Anya is beside him, properly dressed, her hair in the neat braid Angelina does in the mornings.

There are plates on the table, toast and fruit, and they are both eating with the focused quiet of people who are comfortable in each other’s silence.

They look up when I come in.

“Ellie!” She shifts in her chair. “Come sit. We have toast.”

“I don’t want to interrupt your?—”

“Sit down, Miss Calloway.”

I move to the table and take a seat.

“I told Papa about the room.”

Unease settles in my chest. “I was going to talk to him about it. I should have done that first.”

Rolan grabs a piece of toast and takes a bite, chewing slowly.

“It’s a reasonable idea,” he says after a moment.

I glance at him. He’s looking at Anya.

“The room should have been updated years ago,” he continues. “Blue, apparently.”

Anya nods with great seriousness.

“Come to my office this afternoon,” he says to me. “I’ll give you the card.”

“You don’t have to?—”

“I’m aware.” His eyes move to mine. Brief. Clear. “This afternoon.”

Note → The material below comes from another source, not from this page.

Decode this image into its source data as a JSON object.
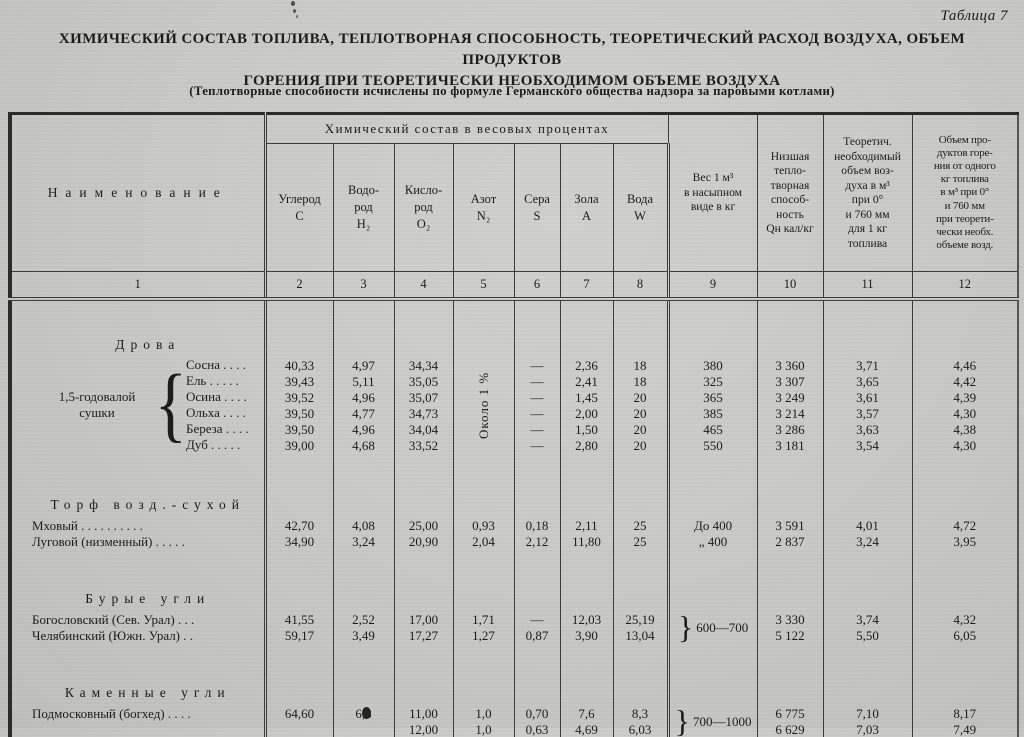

I stare at my coffee, nodding. “This afternoon.”

Anya eats her toast and asks Rolan about whether sparrows can find their way home if they get lost, which leads to a small, careful explanation involving navigation and instinct.

Outside the sunroom windows, the morning is gray and the trees are bare. Anya draws a small bird in the condensation on the glass with her fingertip while Rolan answers her question.

I watch them and realize this is the most dangerous thing in this house .

Not the guards or the locked rooms I’m not supposed to access.

This. The table, the toast, the gray morning light. The ease of it. How quickly it’s becoming a routine I would miss.

I drink my coffee and keep these thoughts to myself.